Scheduled to run over the next 12 weeks, the 30-second television spots personifying California are the latest additions to Metropolitan’s multi-pronged public outreach and advertising campaign created in cooperation with the district’s 26 member public agencies. The comprehensive campaign includes the 30-second television spots, 60-second radio advertisements and traffic report sponsorship, as well as online and mobile ads throughout the district’s six-county service area through Oct. 30.
“We’re building a broad outreach campaign that reinforces to Southern Californians just how serious the drought is,” said Metropolitan General Manager Jeffrey Kightlinger.
“Southland consumers and businesses have certainly made significant improvements in using water more efficiently over the past 20 years, for which we thank them. This drought, however, compels all of us to take water conservation to the next level by incorporating permanent changes to ensure we use water—particularly outdoors, where up to 70 percent of water is used,” Kightlinger said.
Dubbed the “Don’t Waste Another Minute Wasting Water” campaign, the television ads will air on Los Angeles and San Diego area stations through Sept. 28. The spots join radio advertisements and traffic report sponsorships on English, Spanish, Mandarin, Cantonese, Vietnamese and Korean stations.
The two new television spots present California as a golden-colored, full-bodied mascot in the shape of the state.

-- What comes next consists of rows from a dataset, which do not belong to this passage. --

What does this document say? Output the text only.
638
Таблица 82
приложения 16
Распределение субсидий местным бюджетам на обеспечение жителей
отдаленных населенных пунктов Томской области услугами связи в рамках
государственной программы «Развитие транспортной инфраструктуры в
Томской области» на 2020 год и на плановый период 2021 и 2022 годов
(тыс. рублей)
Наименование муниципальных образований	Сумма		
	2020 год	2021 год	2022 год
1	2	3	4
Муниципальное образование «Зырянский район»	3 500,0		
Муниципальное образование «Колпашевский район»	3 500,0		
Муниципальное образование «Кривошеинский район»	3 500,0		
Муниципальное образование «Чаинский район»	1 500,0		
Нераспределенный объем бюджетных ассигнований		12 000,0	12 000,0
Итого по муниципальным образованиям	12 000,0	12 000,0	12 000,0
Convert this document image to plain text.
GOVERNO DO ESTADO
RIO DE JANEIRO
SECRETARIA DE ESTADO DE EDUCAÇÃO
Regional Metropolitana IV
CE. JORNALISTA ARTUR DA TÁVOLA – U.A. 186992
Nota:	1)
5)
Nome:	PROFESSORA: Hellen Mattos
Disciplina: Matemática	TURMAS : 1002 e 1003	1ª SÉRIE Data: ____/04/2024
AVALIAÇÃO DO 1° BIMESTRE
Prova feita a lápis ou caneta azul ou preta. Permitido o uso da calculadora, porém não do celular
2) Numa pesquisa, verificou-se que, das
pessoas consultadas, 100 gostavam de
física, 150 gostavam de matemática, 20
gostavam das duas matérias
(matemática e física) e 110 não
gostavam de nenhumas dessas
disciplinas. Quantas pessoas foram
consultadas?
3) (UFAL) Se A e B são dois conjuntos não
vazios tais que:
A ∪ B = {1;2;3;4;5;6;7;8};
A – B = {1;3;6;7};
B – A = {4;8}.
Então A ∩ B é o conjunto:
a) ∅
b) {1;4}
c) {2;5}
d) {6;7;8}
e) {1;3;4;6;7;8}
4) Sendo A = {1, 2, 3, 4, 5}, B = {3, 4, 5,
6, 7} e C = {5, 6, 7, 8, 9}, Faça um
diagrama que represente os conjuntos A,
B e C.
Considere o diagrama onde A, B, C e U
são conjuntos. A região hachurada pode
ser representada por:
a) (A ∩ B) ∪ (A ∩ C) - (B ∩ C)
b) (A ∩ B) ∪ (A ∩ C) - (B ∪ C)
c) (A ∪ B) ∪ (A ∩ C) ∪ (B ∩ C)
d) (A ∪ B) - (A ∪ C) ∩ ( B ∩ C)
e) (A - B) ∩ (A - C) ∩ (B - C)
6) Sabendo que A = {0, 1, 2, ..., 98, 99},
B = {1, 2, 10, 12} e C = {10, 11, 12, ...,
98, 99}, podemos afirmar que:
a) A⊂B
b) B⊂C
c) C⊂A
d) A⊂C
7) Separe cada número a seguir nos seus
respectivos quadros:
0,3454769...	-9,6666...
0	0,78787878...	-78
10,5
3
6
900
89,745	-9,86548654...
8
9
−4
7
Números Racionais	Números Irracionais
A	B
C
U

In one spot, she’s dismayed and discouraged as people waste water in and around their homes before easy and practical water-saving practices are embraced, showing love for California. The second ad features a man proclaiming all he’s prepared to do to save water and save his relationship with California.
“This campaign taps into people’s love for California and our lifestyle,” said Renee Fraser, chief executive officer of Fraser Communications, which created the campaign for Metropolitan.
“Knowing that people are already conserving, we found a way to move people into a higher level of conserving, like replacing a section of their lawn with California Friendly® plants,” Fraser added. “This campaign promotes the idea of being California Friendly as a way of life.”
The ad buy is part of $5.5 million authorized by Metropolitan’s Board of Directors in March for a regional communications, outreach and advertising campaign aimed at promoting greater water awareness and encouraging additional conservation.
Along with the television and radio spots, Metropolitan’s water-saving message will be the focus of specialized “Water Wise Wednesdays” segments offering conservation tips on television and radio stations as well as on-line advertising. The campaign also will feature focused billboard and movie theater advertising.
In addition, in a parallel education effort, Metropolitan will use the tagline “Water is Serious Business” to deliver more complex messages, using long-form formats to delve into related water reliability issues.
More information on water-saving tips and rebates for conservation devices is available at bewaterwise.com.
The Metropolitan Water District of Southern California is a cooperative of 26 cities and water agencies serving nearly 19 million people in six counties. The district imports water from the Colorado River and Northern California to supplement local supplies, and helps its members to develop increased water conservation, recycling, storage and other resource-management programs.